Na Assembleia foi a esquerda que obteve o rebaixamento do SNU. “É hora de desistir” ce “gadget presidencial” Quem “não funciona” et “custa caro”julgou nomeadamente o deputado ambientalista Jean-Claude Raux, acompanhado pelo socialista Pierrick Courbon para quem esta “heresia orçamentária” um “errou o alvo”. Presentes em grande número, os representantes eleitos da Nova Frente Popular adoptaram assim uma alteração que reafecta ao sector do desporto amador a totalidade dos 128 milhões de euros destinados ao SNU em 2025.
Uma vitória simbólica devido à muito fraca presença de governantes eleitos macronistas e de direita, como observou o presidente da comissão da LFI, Eric Coquerel: “Se for tão fácil (et) não por um ou dois votos, é porque há uma parte da comissão que não está lá. » Sem consequências nesta fase, uma vez que a discussão no hemiciclo partirá da cópia inicial do governo – desde que o partido “receitas” do orçamento não for rejeitado antecipadamente, o que enviaria o texto diretamente ao Senado.
Nenhum “valor agregado suficiente”
A Câmara Alta, no entanto, adoptou uma posição semelhante no início da noite: reunida à porta fechada, a sua comissão de finanças votou de facto a favor de uma redução de 100 milhões de euros nos créditos do SNU. Decisão tomada por unanimidade menos duas abstenções, disse à Agence France-Presse (AFP) o senador socialista Eric Jeansannetas, relator para os créditos juvenis.
Esta alteração será apresentada novamente em sessão pública durante o exame da parte “despesas” do orçamento pelo Senado no início de dezembro. “Após cinco anos de experimentação, não parece que o SNU proporcione valor acrescentado suficiente (…) para justificar a sua implantação continuada”estima Jeansannetas em seu relatório apresentado quarta-feira e consultado pela AFP.
O eleito de Creuse também observa que “pela primeira vez desde o início da experiência SNU, os objectivos estão parados” e, portanto, maravilhas “se o objetivo (no) a generalização para toda uma faixa etária ainda é relevante ». O ministro do Desporto e da Juventude, Gil Avérous, já tinha admitido na segunda-feira na Rádio Sud que não tinha “não há meios para uma generalização do SNU” em seu orçamento.

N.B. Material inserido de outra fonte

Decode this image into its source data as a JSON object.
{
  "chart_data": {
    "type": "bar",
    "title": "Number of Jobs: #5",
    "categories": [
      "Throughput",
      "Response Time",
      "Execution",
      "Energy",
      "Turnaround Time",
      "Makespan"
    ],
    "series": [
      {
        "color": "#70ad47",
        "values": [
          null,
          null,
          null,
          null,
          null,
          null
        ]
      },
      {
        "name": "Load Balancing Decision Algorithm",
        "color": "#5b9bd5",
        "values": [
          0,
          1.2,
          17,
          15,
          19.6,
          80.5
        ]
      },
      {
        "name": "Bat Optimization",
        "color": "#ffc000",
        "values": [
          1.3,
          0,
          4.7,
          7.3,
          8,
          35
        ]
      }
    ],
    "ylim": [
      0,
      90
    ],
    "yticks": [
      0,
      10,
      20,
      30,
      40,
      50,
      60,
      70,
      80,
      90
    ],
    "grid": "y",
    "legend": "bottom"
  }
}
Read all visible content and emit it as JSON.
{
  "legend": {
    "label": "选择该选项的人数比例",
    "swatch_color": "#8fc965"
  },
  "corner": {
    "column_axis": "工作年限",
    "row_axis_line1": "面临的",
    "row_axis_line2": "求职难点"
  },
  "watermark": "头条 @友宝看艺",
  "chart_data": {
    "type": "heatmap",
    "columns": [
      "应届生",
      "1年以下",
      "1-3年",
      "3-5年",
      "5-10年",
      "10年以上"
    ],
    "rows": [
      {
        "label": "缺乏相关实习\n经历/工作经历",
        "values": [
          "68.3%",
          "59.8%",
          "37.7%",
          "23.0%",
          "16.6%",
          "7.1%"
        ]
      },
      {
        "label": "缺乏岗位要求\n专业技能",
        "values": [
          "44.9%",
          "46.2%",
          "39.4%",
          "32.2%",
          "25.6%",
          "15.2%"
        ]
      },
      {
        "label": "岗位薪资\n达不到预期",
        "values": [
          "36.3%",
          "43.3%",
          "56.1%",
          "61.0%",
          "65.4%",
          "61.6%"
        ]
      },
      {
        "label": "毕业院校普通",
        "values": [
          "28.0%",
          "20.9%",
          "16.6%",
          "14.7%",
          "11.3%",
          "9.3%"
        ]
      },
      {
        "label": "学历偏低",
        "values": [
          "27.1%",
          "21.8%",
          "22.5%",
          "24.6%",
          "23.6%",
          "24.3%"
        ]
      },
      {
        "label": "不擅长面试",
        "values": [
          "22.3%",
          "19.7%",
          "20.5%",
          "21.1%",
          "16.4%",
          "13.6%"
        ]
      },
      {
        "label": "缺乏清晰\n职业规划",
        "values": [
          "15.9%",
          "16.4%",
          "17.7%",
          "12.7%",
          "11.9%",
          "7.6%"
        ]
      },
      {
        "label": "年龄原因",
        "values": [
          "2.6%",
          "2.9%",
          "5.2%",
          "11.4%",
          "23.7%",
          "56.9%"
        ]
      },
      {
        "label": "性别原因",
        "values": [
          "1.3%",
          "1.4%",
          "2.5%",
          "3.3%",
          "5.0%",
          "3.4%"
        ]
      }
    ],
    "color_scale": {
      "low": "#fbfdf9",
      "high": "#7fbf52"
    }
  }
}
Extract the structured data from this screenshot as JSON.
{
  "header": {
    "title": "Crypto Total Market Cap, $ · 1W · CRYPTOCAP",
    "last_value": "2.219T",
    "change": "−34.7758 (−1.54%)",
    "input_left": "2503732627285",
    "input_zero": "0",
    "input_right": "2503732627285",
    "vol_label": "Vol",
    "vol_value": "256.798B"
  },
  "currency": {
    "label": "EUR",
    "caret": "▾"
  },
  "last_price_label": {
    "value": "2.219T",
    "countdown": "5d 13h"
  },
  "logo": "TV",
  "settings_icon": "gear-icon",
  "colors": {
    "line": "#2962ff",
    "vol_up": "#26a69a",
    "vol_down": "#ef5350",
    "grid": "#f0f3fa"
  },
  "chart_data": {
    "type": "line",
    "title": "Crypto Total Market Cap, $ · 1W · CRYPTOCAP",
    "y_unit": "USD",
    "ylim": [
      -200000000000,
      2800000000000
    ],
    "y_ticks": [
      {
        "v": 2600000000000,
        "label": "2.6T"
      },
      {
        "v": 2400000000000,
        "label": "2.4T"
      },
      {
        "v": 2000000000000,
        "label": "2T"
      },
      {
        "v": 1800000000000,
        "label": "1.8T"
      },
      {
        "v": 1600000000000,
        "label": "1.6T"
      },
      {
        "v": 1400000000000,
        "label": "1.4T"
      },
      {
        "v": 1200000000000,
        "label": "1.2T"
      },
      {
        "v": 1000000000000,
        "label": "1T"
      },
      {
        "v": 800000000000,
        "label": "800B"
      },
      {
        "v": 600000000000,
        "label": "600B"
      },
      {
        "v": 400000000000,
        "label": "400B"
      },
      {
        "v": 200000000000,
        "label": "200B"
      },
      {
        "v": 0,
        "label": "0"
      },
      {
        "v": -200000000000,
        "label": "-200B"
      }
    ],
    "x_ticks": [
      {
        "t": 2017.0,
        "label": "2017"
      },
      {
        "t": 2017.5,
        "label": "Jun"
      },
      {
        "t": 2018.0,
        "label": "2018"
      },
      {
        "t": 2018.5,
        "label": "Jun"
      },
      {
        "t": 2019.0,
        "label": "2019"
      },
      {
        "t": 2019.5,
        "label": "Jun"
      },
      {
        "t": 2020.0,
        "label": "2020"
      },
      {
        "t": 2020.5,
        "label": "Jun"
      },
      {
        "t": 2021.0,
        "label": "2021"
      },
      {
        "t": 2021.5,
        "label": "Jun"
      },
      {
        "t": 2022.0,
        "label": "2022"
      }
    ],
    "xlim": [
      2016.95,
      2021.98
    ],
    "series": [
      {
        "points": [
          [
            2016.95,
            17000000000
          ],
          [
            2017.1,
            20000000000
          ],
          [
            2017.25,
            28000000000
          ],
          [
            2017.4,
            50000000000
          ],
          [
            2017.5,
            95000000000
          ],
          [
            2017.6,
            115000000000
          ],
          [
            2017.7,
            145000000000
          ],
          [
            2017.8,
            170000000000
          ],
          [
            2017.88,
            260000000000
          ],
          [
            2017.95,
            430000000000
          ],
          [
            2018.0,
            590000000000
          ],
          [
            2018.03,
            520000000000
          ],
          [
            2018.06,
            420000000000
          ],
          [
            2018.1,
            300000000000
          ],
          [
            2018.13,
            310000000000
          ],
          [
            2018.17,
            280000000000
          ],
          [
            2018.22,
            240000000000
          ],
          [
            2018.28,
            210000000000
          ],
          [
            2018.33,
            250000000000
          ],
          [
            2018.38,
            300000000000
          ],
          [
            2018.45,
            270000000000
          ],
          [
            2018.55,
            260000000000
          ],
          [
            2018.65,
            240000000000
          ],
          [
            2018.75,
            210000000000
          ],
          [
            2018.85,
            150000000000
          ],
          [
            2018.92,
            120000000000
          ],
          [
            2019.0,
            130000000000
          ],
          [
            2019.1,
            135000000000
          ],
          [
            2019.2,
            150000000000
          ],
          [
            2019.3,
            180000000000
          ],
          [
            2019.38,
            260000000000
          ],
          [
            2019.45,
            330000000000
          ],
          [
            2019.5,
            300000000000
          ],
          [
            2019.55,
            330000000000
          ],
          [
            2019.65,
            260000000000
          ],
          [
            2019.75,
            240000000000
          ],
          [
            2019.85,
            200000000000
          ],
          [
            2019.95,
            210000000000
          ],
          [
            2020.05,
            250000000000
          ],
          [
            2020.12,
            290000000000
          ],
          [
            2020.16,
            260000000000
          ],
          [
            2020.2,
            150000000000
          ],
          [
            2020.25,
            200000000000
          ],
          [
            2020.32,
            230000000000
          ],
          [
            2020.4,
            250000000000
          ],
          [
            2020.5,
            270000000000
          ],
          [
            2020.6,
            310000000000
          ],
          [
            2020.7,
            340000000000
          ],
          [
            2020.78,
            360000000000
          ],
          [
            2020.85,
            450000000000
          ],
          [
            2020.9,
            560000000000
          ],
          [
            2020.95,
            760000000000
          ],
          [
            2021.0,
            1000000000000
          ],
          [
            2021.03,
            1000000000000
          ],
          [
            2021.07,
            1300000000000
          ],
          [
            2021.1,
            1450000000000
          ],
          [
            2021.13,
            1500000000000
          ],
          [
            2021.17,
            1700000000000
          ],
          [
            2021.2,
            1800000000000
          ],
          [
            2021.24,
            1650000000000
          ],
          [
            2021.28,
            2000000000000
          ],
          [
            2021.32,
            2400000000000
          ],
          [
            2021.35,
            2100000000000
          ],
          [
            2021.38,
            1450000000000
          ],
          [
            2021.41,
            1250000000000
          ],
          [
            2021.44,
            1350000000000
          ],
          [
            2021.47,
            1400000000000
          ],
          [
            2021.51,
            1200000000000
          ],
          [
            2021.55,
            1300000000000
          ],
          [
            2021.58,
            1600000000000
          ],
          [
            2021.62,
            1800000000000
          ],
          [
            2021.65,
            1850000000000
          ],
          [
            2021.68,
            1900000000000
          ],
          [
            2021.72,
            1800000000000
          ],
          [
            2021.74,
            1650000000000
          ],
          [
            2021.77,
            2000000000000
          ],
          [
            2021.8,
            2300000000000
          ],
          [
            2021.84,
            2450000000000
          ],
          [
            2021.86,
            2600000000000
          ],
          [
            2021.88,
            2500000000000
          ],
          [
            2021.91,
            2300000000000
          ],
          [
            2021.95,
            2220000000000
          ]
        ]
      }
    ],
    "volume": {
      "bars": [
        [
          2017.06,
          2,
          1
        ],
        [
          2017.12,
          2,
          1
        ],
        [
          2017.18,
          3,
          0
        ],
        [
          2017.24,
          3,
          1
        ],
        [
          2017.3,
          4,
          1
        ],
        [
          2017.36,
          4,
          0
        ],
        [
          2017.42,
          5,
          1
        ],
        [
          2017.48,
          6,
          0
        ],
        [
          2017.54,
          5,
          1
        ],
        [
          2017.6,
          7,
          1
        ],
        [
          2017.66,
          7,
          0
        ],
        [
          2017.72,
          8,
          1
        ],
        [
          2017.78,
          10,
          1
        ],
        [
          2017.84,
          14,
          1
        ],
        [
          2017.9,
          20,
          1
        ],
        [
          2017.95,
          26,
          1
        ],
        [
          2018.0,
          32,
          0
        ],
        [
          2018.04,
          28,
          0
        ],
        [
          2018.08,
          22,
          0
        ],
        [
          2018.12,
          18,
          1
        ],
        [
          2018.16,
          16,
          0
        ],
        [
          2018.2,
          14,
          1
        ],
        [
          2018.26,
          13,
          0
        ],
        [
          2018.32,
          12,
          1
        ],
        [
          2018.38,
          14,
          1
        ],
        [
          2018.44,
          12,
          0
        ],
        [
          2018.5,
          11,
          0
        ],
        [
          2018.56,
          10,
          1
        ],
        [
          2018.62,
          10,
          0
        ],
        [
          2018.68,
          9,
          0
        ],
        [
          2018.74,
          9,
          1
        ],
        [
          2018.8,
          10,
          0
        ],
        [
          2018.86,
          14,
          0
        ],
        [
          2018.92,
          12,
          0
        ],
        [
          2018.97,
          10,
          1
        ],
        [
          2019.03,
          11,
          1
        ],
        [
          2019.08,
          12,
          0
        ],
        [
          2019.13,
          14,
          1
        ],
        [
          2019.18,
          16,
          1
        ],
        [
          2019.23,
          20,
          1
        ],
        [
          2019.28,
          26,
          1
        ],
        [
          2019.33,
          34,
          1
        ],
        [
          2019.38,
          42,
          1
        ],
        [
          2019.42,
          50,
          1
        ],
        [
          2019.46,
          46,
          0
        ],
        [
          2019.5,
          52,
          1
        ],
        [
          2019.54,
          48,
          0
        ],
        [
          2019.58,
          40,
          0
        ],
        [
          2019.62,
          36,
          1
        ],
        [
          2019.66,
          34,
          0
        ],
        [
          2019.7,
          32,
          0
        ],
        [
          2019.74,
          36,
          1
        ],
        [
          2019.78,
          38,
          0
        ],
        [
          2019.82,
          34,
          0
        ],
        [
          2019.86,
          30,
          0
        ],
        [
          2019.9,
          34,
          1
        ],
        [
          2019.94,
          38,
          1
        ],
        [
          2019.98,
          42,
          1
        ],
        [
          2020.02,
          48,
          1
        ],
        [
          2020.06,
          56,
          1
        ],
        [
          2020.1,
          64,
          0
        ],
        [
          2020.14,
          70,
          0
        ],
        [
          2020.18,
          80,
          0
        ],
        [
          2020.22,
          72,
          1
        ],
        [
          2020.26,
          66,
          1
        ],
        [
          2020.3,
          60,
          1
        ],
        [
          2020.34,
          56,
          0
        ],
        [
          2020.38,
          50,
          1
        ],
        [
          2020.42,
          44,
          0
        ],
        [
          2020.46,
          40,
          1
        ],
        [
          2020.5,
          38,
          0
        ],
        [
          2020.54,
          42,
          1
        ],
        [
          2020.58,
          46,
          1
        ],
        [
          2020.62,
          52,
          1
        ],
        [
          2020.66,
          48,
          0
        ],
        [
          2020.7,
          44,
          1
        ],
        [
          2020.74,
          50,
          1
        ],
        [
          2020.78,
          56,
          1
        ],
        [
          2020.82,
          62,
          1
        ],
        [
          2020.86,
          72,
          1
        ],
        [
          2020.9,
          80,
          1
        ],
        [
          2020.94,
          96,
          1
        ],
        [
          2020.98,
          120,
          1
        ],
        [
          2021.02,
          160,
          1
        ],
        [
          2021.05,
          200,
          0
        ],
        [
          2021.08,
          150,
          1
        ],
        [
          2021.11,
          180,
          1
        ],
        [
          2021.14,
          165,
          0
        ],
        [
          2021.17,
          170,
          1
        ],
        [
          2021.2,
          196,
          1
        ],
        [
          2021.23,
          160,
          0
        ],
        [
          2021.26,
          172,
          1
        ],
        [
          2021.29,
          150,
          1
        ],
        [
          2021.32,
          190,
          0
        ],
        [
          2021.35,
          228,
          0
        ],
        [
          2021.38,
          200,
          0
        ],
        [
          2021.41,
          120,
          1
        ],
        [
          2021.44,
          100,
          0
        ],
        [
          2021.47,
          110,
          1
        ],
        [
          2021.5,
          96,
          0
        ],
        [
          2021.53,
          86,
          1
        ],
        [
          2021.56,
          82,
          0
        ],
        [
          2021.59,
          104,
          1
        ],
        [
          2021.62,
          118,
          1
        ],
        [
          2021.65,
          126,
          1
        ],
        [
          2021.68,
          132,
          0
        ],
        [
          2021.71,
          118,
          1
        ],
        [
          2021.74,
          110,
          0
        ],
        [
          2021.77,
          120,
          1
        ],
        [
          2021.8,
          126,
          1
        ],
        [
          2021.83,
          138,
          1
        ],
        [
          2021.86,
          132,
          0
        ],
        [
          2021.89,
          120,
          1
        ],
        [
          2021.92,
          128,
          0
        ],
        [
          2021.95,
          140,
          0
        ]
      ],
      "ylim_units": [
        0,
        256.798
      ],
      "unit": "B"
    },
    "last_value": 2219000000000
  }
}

“Em 2025 não será, em 2026 não consigo imaginar que possa ser”ele disse. “Não há planos para removê-lo”sublinhou, no entanto, apelando “requestão” um dispositivo “quebrado”.
Em setembro, o Tribunal de Contas fez uma avaliação dura do SNU, com custos estimados entre 3,5 e 5 mil milhões de euros por ano.
A promessa de campanha do Chefe de Estado, o SNU, lançada em 2019, seria generalizada no início do ano letivo de 2026, de acordo com as promessas do anterior Primeiro-Ministro, Gabriel Attal. Inclui um “missão de interesse geral” e um “coesão permanece” incluindo atividades esportivas, culturais e intelectuais, com dias que começam com o “levantamento de cores” (bandeira e hino nacional) e uniformizado.